I very much doubt that more orchestration or operatic readings of already histrionic material would change my opinion of Metallica's directionless frenzy. What they do, though, is little more than a synchronized slamming of car doors, and beyond representing all the unspent adrenaline and immature anger that is the province of male brains that haven't reached full maturity, there is nothing beyond their volume and their alacrity. It's a good thing you like the Stooges, but really, they were way ahead of the curve. The Stooges, the MC5, and the Velvet Underground invented punk rock, and all things being equal, these bands are infinitely more interesting than the dunderhead pud-pounding of Metallica and the subculture they claim to represent.
The fact remains, the Stooges and the MC5 (along with the Velvet Underground) created the punk rock aesthetic and formed the first genuinely alternative rock to what the record companies were marketing. Even in an era, the Sixties, whose survivors pride themselves on their musical inclusiveness, the above three bands were the ones you didn’t invite your party; they were anti-consensus, anti-good time, and performed a music that stripped itself of any attempts to be “poetic” or socially redeeming. Instead, their vocabularies were stripped to the bone, expressing the untreatable pain that stabbed you in the heart as the world contradicted itself. Stooges, MC5, Velvets, all were bands that had nothing invested in affirming an audience’s idea of itself. Their fatalism was natural, not acquired, and this is the reason, I think their respective albums still sound fresh and bracing some forty years later. Defenders of Metallica, sure enough, will attack the lack of professional musicianship on the part of the three bands, and emphasize Metallica’s technical prowess on their instruments. This misses the point, and I suspect these guys would make ideal Olympic Event Judges, where speed, accuracy, and agility are everything. This isn’t the case with rock and roll.

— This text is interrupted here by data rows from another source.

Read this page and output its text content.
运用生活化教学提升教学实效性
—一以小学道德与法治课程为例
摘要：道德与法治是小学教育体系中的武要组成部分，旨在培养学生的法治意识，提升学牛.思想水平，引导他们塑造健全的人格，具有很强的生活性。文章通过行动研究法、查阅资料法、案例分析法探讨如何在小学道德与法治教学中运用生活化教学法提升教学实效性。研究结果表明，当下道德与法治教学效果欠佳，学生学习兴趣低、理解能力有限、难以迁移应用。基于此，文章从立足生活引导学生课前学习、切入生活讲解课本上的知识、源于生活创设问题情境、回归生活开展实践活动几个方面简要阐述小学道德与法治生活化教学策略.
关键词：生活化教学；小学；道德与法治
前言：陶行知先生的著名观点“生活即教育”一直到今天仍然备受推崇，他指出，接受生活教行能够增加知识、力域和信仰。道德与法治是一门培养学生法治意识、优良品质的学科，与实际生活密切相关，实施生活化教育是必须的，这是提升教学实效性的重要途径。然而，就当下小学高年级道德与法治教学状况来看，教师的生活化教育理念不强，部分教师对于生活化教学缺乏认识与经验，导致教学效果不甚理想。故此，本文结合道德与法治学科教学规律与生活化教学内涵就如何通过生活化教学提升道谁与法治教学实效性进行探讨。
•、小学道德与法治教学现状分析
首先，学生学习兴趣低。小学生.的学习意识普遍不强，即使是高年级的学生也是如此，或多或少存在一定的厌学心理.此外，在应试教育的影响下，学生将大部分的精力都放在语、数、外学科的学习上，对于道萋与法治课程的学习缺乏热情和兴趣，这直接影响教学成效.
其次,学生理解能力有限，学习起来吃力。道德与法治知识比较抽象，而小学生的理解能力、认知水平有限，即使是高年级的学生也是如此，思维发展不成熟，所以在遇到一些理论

If you're going to insist that technical expertise makes for better rock and roll, you've got a severely limited idea of what rock and roll should be. It's a primitive music in essence, and I think it more intriguing and worth dwelling on Iggy's idea of sub-literate anger and joy to be more visceral and convincing than the muscle-car slamming of Metallica's impotent, aged, dented hide. Really, Metallica is Arena Rock, as corporate as Journey ever was. They really and truly suck the Big One, long deep and hard.